Pros
You can make a ton of money if you're effective at finding good accounts and put in the work.
It's a very easy product to sell (it's free with no contracts) once you get the hang of it. The product itself is also constantly being approved.
Top to bottom the people in Chicago are great on a personal level--directors, managers, reps, etc.
Want to address a few myths I'm seeing in other reviews:
You do not have to work beyond the required 8-5 schedule if you can budget your time well, find good accounts, and run your Zoom calls effectively. This would be even more manageable if management reduced the amount of mandatory internal calls that don't help drive revenue.
They do not necessarily fire you for missing quota 2 months in a row. If you are at 6% consecutive months, yes, you're probably in the wrong job. If you miss the first month of ramp, which is $1,000 of revenue (compared to ~$120,000 fully ramped) and then miss again the next month, yes, that's probably a good indication that it's not a good fit. Speaking from experience, if you demonstrate you can do the job, they do not just fire you for a bad couple of months. They will also generally give you notice and deadlines if you're at risk of getting fired, even if they don't call it a PIP, although I've heard a couple reps swear that this was not the case for them.
"Lead quality is bad" Yes, the top reps are not using the ~5 accounts Engine's automated "drip" system adds to your book of business in Salesforce every night. You have to find your own accounts. Spend an hour or two every day finding fresh accounts to call. That's part of the job.
I see people complaining that they're judged too much by their "numbers" once they take the job or taking an off-the-cuff "healthy dose of anxiety" comment made half in jest out of context. Yes, welcome to sales. If you don't like being judged on a quota, I'm not sure why you're in this line of work. Leadership cares about you on a personal level, but I'm not sure what you expect if you're routinely missing your #.

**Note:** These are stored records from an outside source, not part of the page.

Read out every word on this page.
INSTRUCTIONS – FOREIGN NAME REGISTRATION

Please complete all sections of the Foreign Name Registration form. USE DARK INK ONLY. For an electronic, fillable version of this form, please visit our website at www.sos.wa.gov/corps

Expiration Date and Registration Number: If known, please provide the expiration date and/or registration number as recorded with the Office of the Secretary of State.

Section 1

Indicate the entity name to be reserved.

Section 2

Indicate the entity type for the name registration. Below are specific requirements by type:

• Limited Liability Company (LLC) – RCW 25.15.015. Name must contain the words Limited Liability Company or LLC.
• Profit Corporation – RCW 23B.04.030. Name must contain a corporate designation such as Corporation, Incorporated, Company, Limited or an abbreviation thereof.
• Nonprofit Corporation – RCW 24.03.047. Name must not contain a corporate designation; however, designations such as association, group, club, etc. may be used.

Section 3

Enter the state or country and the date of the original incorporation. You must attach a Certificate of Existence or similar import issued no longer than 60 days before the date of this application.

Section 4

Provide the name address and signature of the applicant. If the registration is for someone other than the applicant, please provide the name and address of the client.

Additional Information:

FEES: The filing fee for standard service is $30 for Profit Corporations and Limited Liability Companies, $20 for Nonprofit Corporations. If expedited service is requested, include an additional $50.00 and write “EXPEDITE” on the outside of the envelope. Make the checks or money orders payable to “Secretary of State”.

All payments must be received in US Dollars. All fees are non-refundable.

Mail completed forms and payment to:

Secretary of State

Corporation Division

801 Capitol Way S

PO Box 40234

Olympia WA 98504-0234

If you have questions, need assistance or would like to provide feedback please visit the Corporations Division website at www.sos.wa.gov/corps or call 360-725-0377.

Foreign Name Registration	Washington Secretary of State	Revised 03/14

"Quota is attainable at first but then gets hard" Yeah, that's how ramp works. You don't get to bring in $100 in total profit margins for the company on hotel bookings every month for eternity and get paid $120,000/yr. If you find a company willing to permanently pay you 1000x what you produce in profit, please refer me. In theory, you can be at 100% of ramped quota by closing a $240,000 account ($20k/mo spender on hotels) every month if you get their full share of wallet and they're steady spenders (not seasonal or event-centric). $240,000 in annual hotel spend is roughly the average deal size reps are pursuing these days anyway, so think of it as closing one slightly above average size deal a month to stay in the ballpark of ramped quota. Obviously you want to go beyond that to max out accelerators and give yourself a cushion, but that's completely manageable. You can also offset 3 or 4 bad months with a single big customer. Most reps in Chicago are hitting their numbers still as they get towards being fully ramped--2 of 4 teams had every single rep hit last month, and the other 2 had most reps hitting. Don't be misled a few upset ex-employees who never even got close to reaching fully ramped status because they either didn't put in any effort or just couldn't put the pieces together.
Kontras
In-office 4 days a week at 8am.
Quota capped at 300%, even post-ramp. Never been at another company that operates that way. There are a few reps who have closed enough pipeline that their commission checks would not change between now and Thanksgiving if they went off the grid on a 3 month vacation starting tomorrow. Very weird to set up quota in a way that reduces the incentive to keep bringing in more business or, at the very least, incentivize sandbagging deals.
The training & enablement functions are brutal--thank god they reduced the number of those reps had to attend every week. The people that run them are great on a personal level, but their work product is just not helpful. Wish they had listened to all the reps who pointed out that they were useless earlier instead of waiting for the CEO to join one for the first time ever and cut off the presentation 3 minutes in because it was so painful. Generally speaking, just too many internal calls and exercises that aren't helpful. The actual sales managers (as opposed to training, enablement, RevOps, etc.) know what they're doing; listen to them and you'll be fine.
Some reps complained that we as an office weren't "collaborative" enough across teams, so they've tried several exercises in Chicago to appease these people. First they tried "Wacky Wednesday," which required everyone to switch seats for one day and sit next to reps on other teams (for those of us who keep useful resources pinned up at our desk, this was just an unnecessary inconvenience), then they transitioned to "scrums" where you spend the last hour of your Tuesday a couple times a month role playing in front of the entire office. No one I've spoken to enjoys them or finds them especially valuable. To the extent they are valuable, the goals could be achieved with a Slack message, a few minutes in daily team meetings that already happen, or in a 1:1 instead of these hour-long blocks with the entire office. If someone wants to put together an optional exercise like that, go nuts. Leadership mandates these things to appease a handful of people at the expense of everyone else. We have had visitors from other offices who found the courage to put 1:1 time on reps' calendars to pick their brains and share ideas. If visitors who have never met anyone in the office can do it, so can these people hellbent on forcing the entire office into an activity they don't find useful. There's not a rep in the office who wouldn't help or give advice if asked.